Background Invasive lobular cancer (ILC) is biologically distinct from invasive ductal cancer and there is disagreement regarding appropriate local management of this disease. Aim The current study reports long term results comparing mastectomy with breast-conserving surgery (BCS) in the treatment of ILC. Material and methods Study includes 235 women with ILC treated between 1983 and 1987. All of them underwent axillary dissection and either mastectomy ( n = 163) or BCS ( n = 72). 50 Gy adjuvant radiotherapy (RT) was given for 53 BCS and 81 mastectomy patients.
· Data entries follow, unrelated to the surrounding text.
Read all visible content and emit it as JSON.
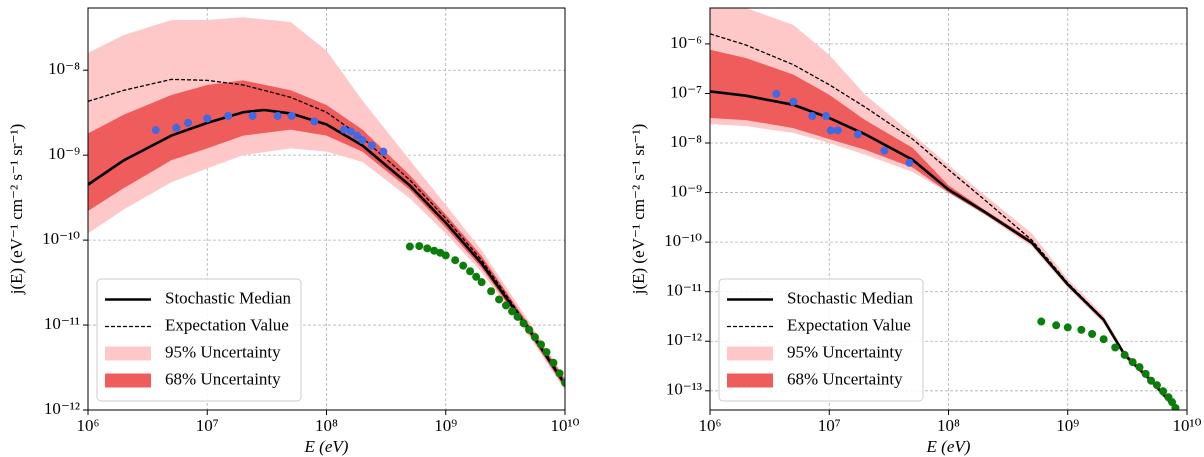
{
  "chart_data": [
    {
      "type": "line",
      "xscale": "log",
      "yscale": "log",
      "grid": true,
      "legend": "lower left",
      "xlabel": "E (eV)",
      "ylabel": "j(E) (eV⁻¹ cm⁻² s⁻¹ sr⁻¹)",
      "xlim": [
        1000000,
        10000000000
      ],
      "ylim": [
        1e-12,
        5.4e-08
      ],
      "xticks": [
        {
          "value": 1000000,
          "label": "10⁶"
        },
        {
          "value": 10000000,
          "label": "10⁷"
        },
        {
          "value": 100000000,
          "label": "10⁸"
        },
        {
          "value": 1000000000,
          "label": "10⁹"
        },
        {
          "value": 10000000000,
          "label": "10¹⁰"
        }
      ],
      "yticks": [
        {
          "value": 1e-12,
          "label": "10⁻¹²"
        },
        {
          "value": 1e-11,
          "label": "10⁻¹¹"
        },
        {
          "value": 1e-10,
          "label": "10⁻¹⁰"
        },
        {
          "value": 1e-09,
          "label": "10⁻⁹"
        },
        {
          "value": 1e-08,
          "label": "10⁻⁸"
        }
      ],
      "series": [
        {
          "name": "Stochastic Median",
          "color": "#000000",
          "style": "solid",
          "x": [
            1000000,
            2000000,
            5000000,
            10000000,
            20000000,
            30000000,
            50000000,
            100000000,
            200000000,
            500000000,
            1000000000,
            2000000000,
            5000000000,
            10000000000
          ],
          "values": [
            4.5e-10,
            8.7e-10,
            1.7e-09,
            2.4e-09,
            3.2e-09,
            3.4e-09,
            3.1e-09,
            2.3e-09,
            1.3e-09,
            4.4e-10,
            1.6e-10,
            5.3e-11,
            8.8e-12,
            2e-12
          ]
        },
        {
          "name": "Expectation Value",
          "color": "#000000",
          "style": "dashed",
          "x": [
            1000000,
            2000000,
            5000000,
            10000000,
            20000000,
            50000000,
            100000000,
            200000000,
            500000000,
            1000000000,
            2000000000,
            5000000000,
            10000000000
          ],
          "values": [
            4.3e-09,
            5.8e-09,
            7.8e-09,
            7.6e-09,
            6.7e-09,
            4.8e-09,
            3.2e-09,
            1.6e-09,
            5.1e-10,
            1.8e-10,
            5.8e-11,
            9.3e-12,
            2.1e-12
          ]
        },
        {
          "name": "95% Uncertainty",
          "color": "#ffc8c8",
          "style": "band",
          "x": [
            1000000,
            2000000,
            5000000,
            10000000,
            20000000,
            50000000,
            100000000,
            200000000,
            500000000,
            1000000000,
            2000000000,
            5000000000,
            10000000000
          ],
          "lower": [
            1.2e-10,
            2.3e-10,
            4.8e-10,
            7e-10,
            1e-09,
            1.2e-09,
            1.1e-09,
            8.3e-10,
            3.1e-10,
            1.2e-10,
            4.2e-11,
            7.4e-12,
            1.7e-12
          ],
          "upper": [
            1.6e-08,
            2.6e-08,
            3.9e-08,
            3.9e-08,
            4.2e-08,
            3.7e-08,
            1.7e-08,
            4.4e-09,
            8.7e-10,
            2.6e-10,
            7.6e-11,
            1.1e-11,
            2.4e-12
          ]
        },
        {
          "name": "68% Uncertainty",
          "color": "#ee5c5c",
          "style": "band",
          "x": [
            1000000,
            2000000,
            5000000,
            10000000,
            20000000,
            50000000,
            100000000,
            200000000,
            500000000,
            1000000000,
            2000000000,
            5000000000,
            10000000000
          ],
          "lower": [
            2.2e-10,
            4.1e-10,
            8.7e-10,
            1.2e-09,
            1.7e-09,
            2e-09,
            1.7e-09,
            1.1e-09,
            3.9e-10,
            1.4e-10,
            4.7e-11,
            7.9e-12,
            1.8e-12
          ],
          "upper": [
            1.8e-09,
            3e-09,
            5.1e-09,
            6.7e-09,
            7.6e-09,
            5.8e-09,
            3.9e-09,
            2e-09,
            5.8e-10,
            2e-10,
            6.5e-11,
            1e-11,
            2.3e-12
          ]
        }
      ],
      "points": [
        {
          "color": "#4169e1",
          "x": [
            3700000,
            5500000,
            6900000,
            10000000,
            15000000,
            24000000,
            39000000,
            51000000,
            79000000,
            140000000,
            160000000,
            180000000,
            200000000,
            240000000,
            300000000
          ],
          "values": [
            1.97e-09,
            2.1e-09,
            2.4e-09,
            2.7e-09,
            2.9e-09,
            2.9e-09,
            2.9e-09,
            2.9e-09,
            2.5e-09,
            2e-09,
            1.9e-09,
            1.7e-09,
            1.5e-09,
            1.3e-09,
            1.1e-09
          ]
        },
        {
          "color": "#0a7d0a",
          "x": [
            500000000,
            600000000,
            700000000,
            800000000,
            900000000,
            1000000000,
            1200000000,
            1400000000,
            1600000000,
            1800000000,
            2000000000,
            2400000000,
            2800000000,
            3200000000,
            3600000000,
            4000000000,
            4500000000,
            5000000000,
            5600000000,
            6300000000,
            7000000000,
            8000000000,
            9000000000,
            10000000000
          ],
          "values": [
            8.4e-11,
            8.5e-11,
            8e-11,
            7.5e-11,
            7.1e-11,
            6.6e-11,
            5.8e-11,
            5e-11,
            4.3e-11,
            3.7e-11,
            3.2e-11,
            2.5e-11,
            2e-11,
            1.7e-11,
            1.45e-11,
            1.25e-11,
            1.05e-11,
            8.8e-12,
            7.2e-12,
            5.9e-12,
            4.8e-12,
            3.6e-12,
            2.7e-12,
            2.1e-12
          ]
        }
      ]
    },
    {
      "type": "line",
      "xscale": "log",
      "yscale": "log",
      "grid": true,
      "legend": "lower left",
      "xlabel": "E (eV)",
      "ylabel": "j(E) (eV⁻¹ cm⁻² s⁻¹ sr⁻¹)",
      "xlim": [
        1000000,
        10000000000
      ],
      "ylim": [
        4.1e-14,
        5.3e-06
      ],
      "xticks": [
        {
          "value": 1000000,
          "label": "10⁶"
        },
        {
          "value": 10000000,
          "label": "10⁷"
        },
        {
          "value": 100000000,
          "label": "10⁸"
        },
        {
          "value": 1000000000,
          "label": "10⁹"
        },
        {
          "value": 10000000000,
          "label": "10¹⁰"
        }
      ],
      "yticks": [
        {
          "value": 1e-13,
          "label": "10⁻¹³"
        },
        {
          "value": 1e-12,
          "label": "10⁻¹²"
        },
        {
          "value": 1e-11,
          "label": "10⁻¹¹"
        },
        {
          "value": 1e-10,
          "label": "10⁻¹⁰"
        },
        {
          "value": 1e-09,
          "label": "10⁻⁹"
        },
        {
          "value": 1e-08,
          "label": "10⁻⁸"
        },
        {
          "value": 1e-07,
          "label": "10⁻⁷"
        },
        {
          "value": 1e-06,
          "label": "10⁻⁶"
        }
      ],
      "series": [
        {
          "name": "Stochastic Median",
          "color": "#000000",
          "style": "solid",
          "x": [
            1000000,
            2000000,
            5000000,
            10000000,
            20000000,
            50000000,
            100000000,
            200000000,
            500000000,
            1000000000,
            2000000000,
            3000000000,
            5000000000,
            8000000000
          ],
          "values": [
            1.1e-07,
            9e-08,
            5.9e-08,
            3.2e-08,
            1.5e-08,
            4.6e-09,
            1.15e-09,
            4.1e-10,
            9.7e-11,
            1.4e-11,
            2.7e-12,
            5.3e-13,
            1.6e-13,
            4.5e-14
          ]
        },
        {
          "name": "Expectation Value",
          "color": "#000000",
          "style": "dashed",
          "x": [
            1000000,
            2000000,
            5000000,
            10000000,
            20000000,
            50000000,
            100000000,
            200000000,
            500000000,
            1000000000,
            2000000000,
            3000000000,
            5000000000,
            8000000000
          ],
          "values": [
            1.6e-06,
            9.5e-07,
            3.8e-07,
            1.5e-07,
            5.3e-08,
            1.2e-08,
            2.9e-09,
            7.2e-10,
            1.1e-10,
            1.5e-11,
            2.8e-12,
            5.6e-13,
            1.6e-13,
            4.5e-14
          ]
        },
        {
          "name": "95% Uncertainty",
          "color": "#ffc8c8",
          "style": "band",
          "x": [
            1000000,
            2000000,
            5000000,
            10000000,
            20000000,
            50000000,
            100000000,
            200000000,
            500000000,
            1000000000,
            2000000000,
            3000000000,
            5000000000,
            8000000000
          ],
          "lower": [
            2.4e-08,
            2.2e-08,
            1.6e-08,
            1e-08,
            5.8e-09,
            2.6e-09,
            1e-09,
            3.6e-10,
            8.1e-11,
            1.2e-11,
            2.3e-12,
            4.6e-13,
            1.4e-13,
            3.9e-14
          ],
          "upper": [
            5.3e-06,
            5.3e-06,
            2.4e-06,
            6e-07,
            9.4e-08,
            1.5e-08,
            3.6e-09,
            9e-10,
            1.5e-10,
            1.8e-11,
            3.3e-12,
            6.2e-13,
            1.9e-13,
            5.2e-14
          ]
        },
        {
          "name": "68% Uncertainty",
          "color": "#ee5c5c",
          "style": "band",
          "x": [
            1000000,
            2000000,
            5000000,
            10000000,
            20000000,
            50000000,
            100000000,
            200000000,
            500000000,
            1000000000,
            2000000000,
            3000000000,
            5000000000,
            8000000000
          ],
          "lower": [
            3.2e-08,
            2.9e-08,
            2e-08,
            1.2e-08,
            7.3e-09,
            3.2e-09,
            1e-09,
            3.7e-10,
            8.9e-11,
            1.3e-11,
            2.5e-12,
            4.9e-13,
            1.5e-13,
            4.1e-14
          ],
          "upper": [
            7.6e-07,
            5.2e-07,
            2.4e-07,
            9.4e-08,
            2.9e-08,
            8e-09,
            1.4e-09,
            4.5e-10,
            1.1e-10,
            1.5e-11,
            3e-12,
            5.9e-13,
            1.8e-13,
            5e-14
          ]
        }
      ],
      "points": [
        {
          "color": "#4169e1",
          "x": [
            3600000,
            5000000,
            7200000,
            9400000,
            10300000,
            11800000,
            17400000,
            29000000,
            47000000
          ],
          "values": [
            9.8e-08,
            6.8e-08,
            3.5e-08,
            3.5e-08,
            1.8e-08,
            1.8e-08,
            1.5e-08,
            7e-09,
            4e-09
          ]
        },
        {
          "color": "#0a7d0a",
          "x": [
            600000000,
            800000000,
            1000000000,
            1300000000,
            1600000000,
            2000000000,
            2500000000,
            3000000000,
            3500000000,
            4000000000,
            4500000000,
            5000000000,
            5600000000,
            6300000000,
            7000000000,
            7500000000,
            8000000000
          ],
          "values": [
            2.5e-12,
            2.1e-12,
            1.9e-12,
            1.7e-12,
            1.4e-12,
            1.1e-12,
            7.5e-13,
            5.3e-13,
            3.8e-13,
            3e-13,
            2.2e-13,
            1.6e-13,
            1.3e-13,
            9.8e-14,
            7.4e-14,
            5.9e-14,
            4.5e-14
          ]
        }
      ]
    }
  ]
}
The BCS group was compared with the mastectomy group. Results Patients treated with mastectomy or BCS had a similar outcome at 15 years with regard to distant metastasis-free (62% vs. 70%; p, 0.2017) and breast cancer-specific (62% vs. 70%; p, 0.1728) survival. In the BCS group the actuarial rate of ipsilateral in breast recurrences was 10% with and 53% without RT at 15 years (relative risk [RR], 0.10; p < 0.0001). In the mastectomy group the actuarial rate of chest wall recurrences was 16% with and 13% without RT at 15 years (RR, 1.45; p, 0.3965). Isolated ipsilateral in breast recurrence did not (RR, 1.73; p, 0.2767) but isolated chest-wall recurrence did (RR, 2.65; p, 0.0089) adversely affect cause-specific survival. Conclusion Breast cancer specific survival is not affected by the type of surgical treatment. BCS and RT is a safe option to control local disease in patients with ILC.